Expression of functional human interleukin-2 receptors in murine interleukin-3-dependent cells.

Abstract

A murine recombinant retrovirus containing the cDNA encoding the human p55 interleukin-2 (IL2)-binding protein was used to insert this gene into a murine interleukin-3 (IL3)-dependent cell line, FD.C/1. Virus-infected cells, maintained in medium supplemented with IL3, expressed human p55 on the cell surface and readily adapted to growth using human IL2. In the presence of human IL2, the synthesis of the endogenous murine p55 binding protein was induced in FD.C/1 cells, making it difficult to determine whether the human p55 protein was actively involved in the process of growth signal transduction. A cloned cell line, FD.huIL2R-2, was identified which grew in the presence of human IL2 but which had lost the ability to synthesize murine p55 protein. Growth of this clone was inhibited by the monoclonal antibody 2A3 which specifically blocked binding of human IL2 to the human p55 binding protein.

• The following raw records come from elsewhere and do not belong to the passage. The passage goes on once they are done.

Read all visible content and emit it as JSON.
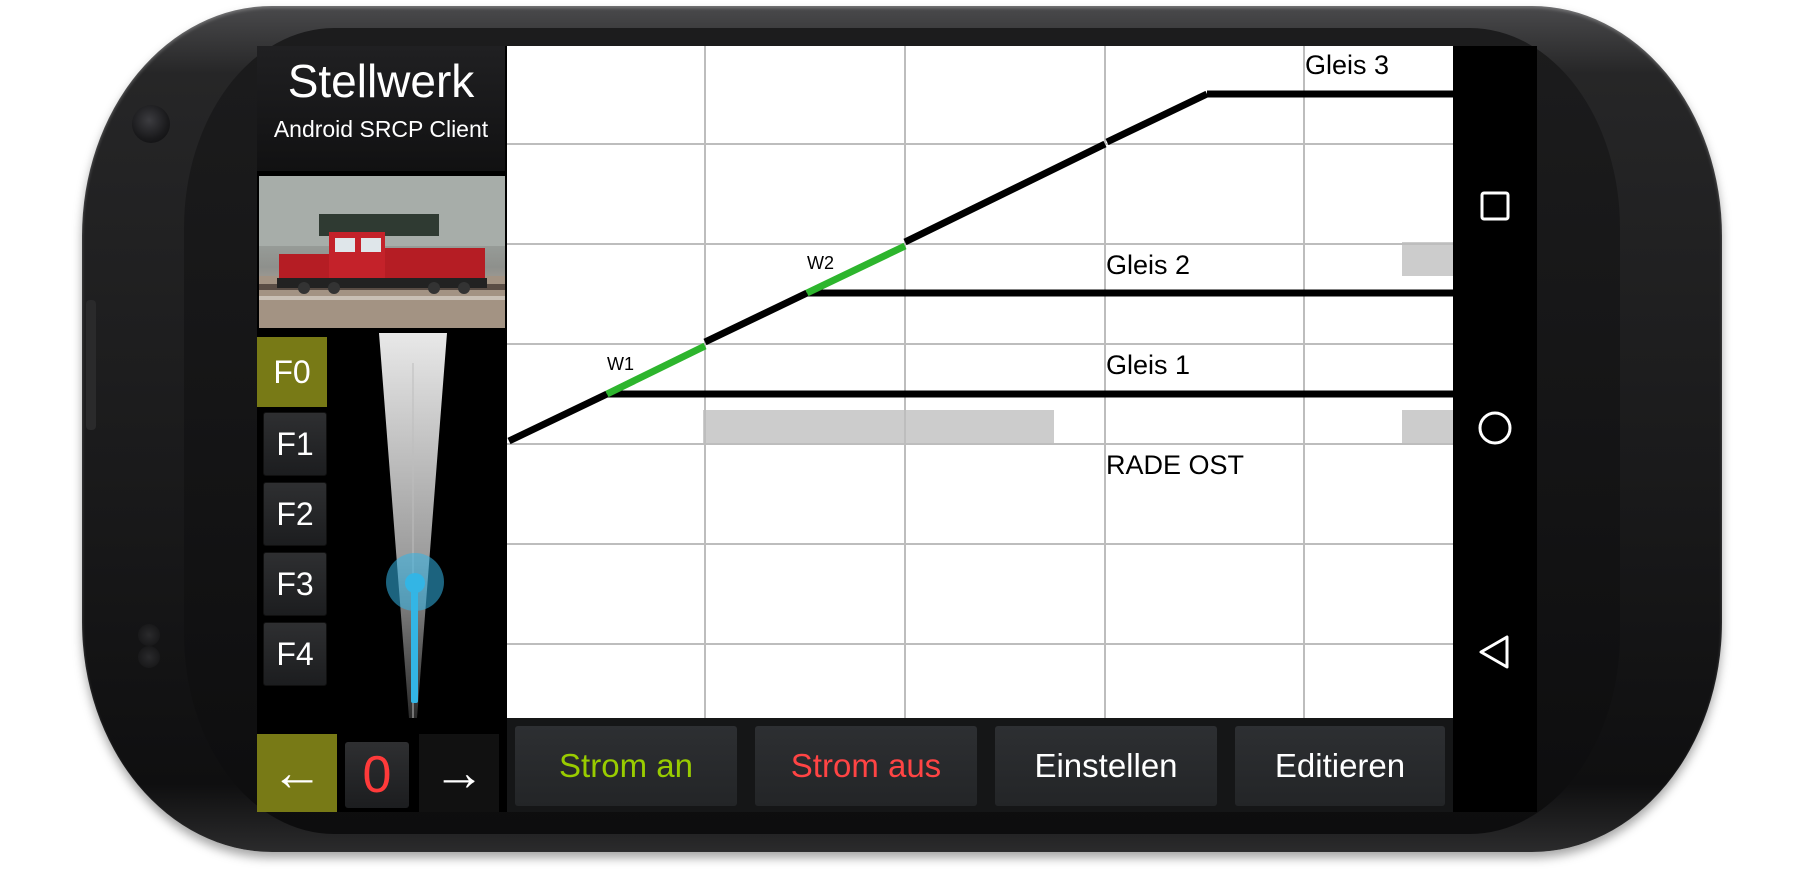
{
  "app": {
    "title": "Stellwerk",
    "subtitle": "Android SRCP Client"
  },
  "throttle": {
    "function_buttons": [
      {
        "label": "F0",
        "active": true
      },
      {
        "label": "F1",
        "active": false
      },
      {
        "label": "F2",
        "active": false
      },
      {
        "label": "F3",
        "active": false
      },
      {
        "label": "F4",
        "active": false
      }
    ],
    "speed_value": "0",
    "speed_slider_level": 0.3,
    "direction_left": "←",
    "direction_right": "→",
    "direction_active": "left"
  },
  "track_diagram": {
    "tracks": [
      "Gleis 3",
      "Gleis 2",
      "Gleis 1"
    ],
    "station": "RADE OST",
    "switches": [
      {
        "label": "W1",
        "state": "diverging"
      },
      {
        "label": "W2",
        "state": "diverging"
      }
    ]
  },
  "actions": {
    "power_on": "Strom an",
    "power_off": "Strom aus",
    "settings": "Einstellen",
    "edit": "Editieren"
  },
  "colors": {
    "accent_olive": "#787a16",
    "switch_green": "#2db52d",
    "power_on": "#99cc00",
    "power_off": "#ff4444",
    "slider_blue": "#33b5e5",
    "occupied_grey": "#cccccc"
  },
  "navigation": {
    "icons": [
      "recent-apps-icon",
      "home-icon",
      "back-icon"
    ]
  }
}
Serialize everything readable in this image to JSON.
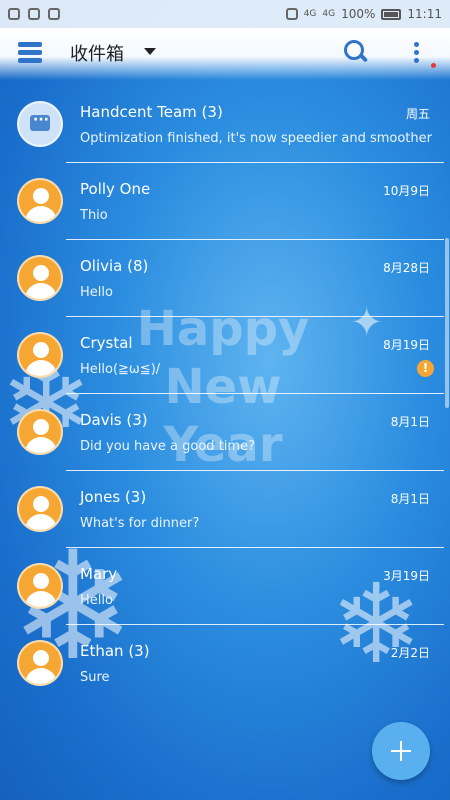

Analysis of restriction enzyme digests of FD.huIL2R-2 cell DNA revealed that a rearrangement of a murine p55 gene had occurred, implying that virus infection had resulted in the integration of retroviral DNA at a site close to or within a murine p55 gene. If IL2 signal transduction involves binding to a surface heterodimeric receptor for IL2, it is argued that FD.huIL2R-2 cells contain an IL2 receptor complex of murine p70 and human p55 IL2-binding proteins. Alternatively, it is possible that integration of human p55 DNA into a site close to a murine p55 gene may lead to a hybrid p55 IL2-binding protein. If FD.huIL2R-2 cells express murine p70 IL2-binding protein as part of the receptor complex, the inability of cells to grow in murine IL2 implies that IL2 binding to p70 protein alone is insufficient for a growth signal in these cells. FD.huIL2R-2 cells grow at rates similar in IL3- or human IL2-dependent states. It is likely therefore that the biochemical pathways that control each of these lymphokine-dependent growth states are very similar.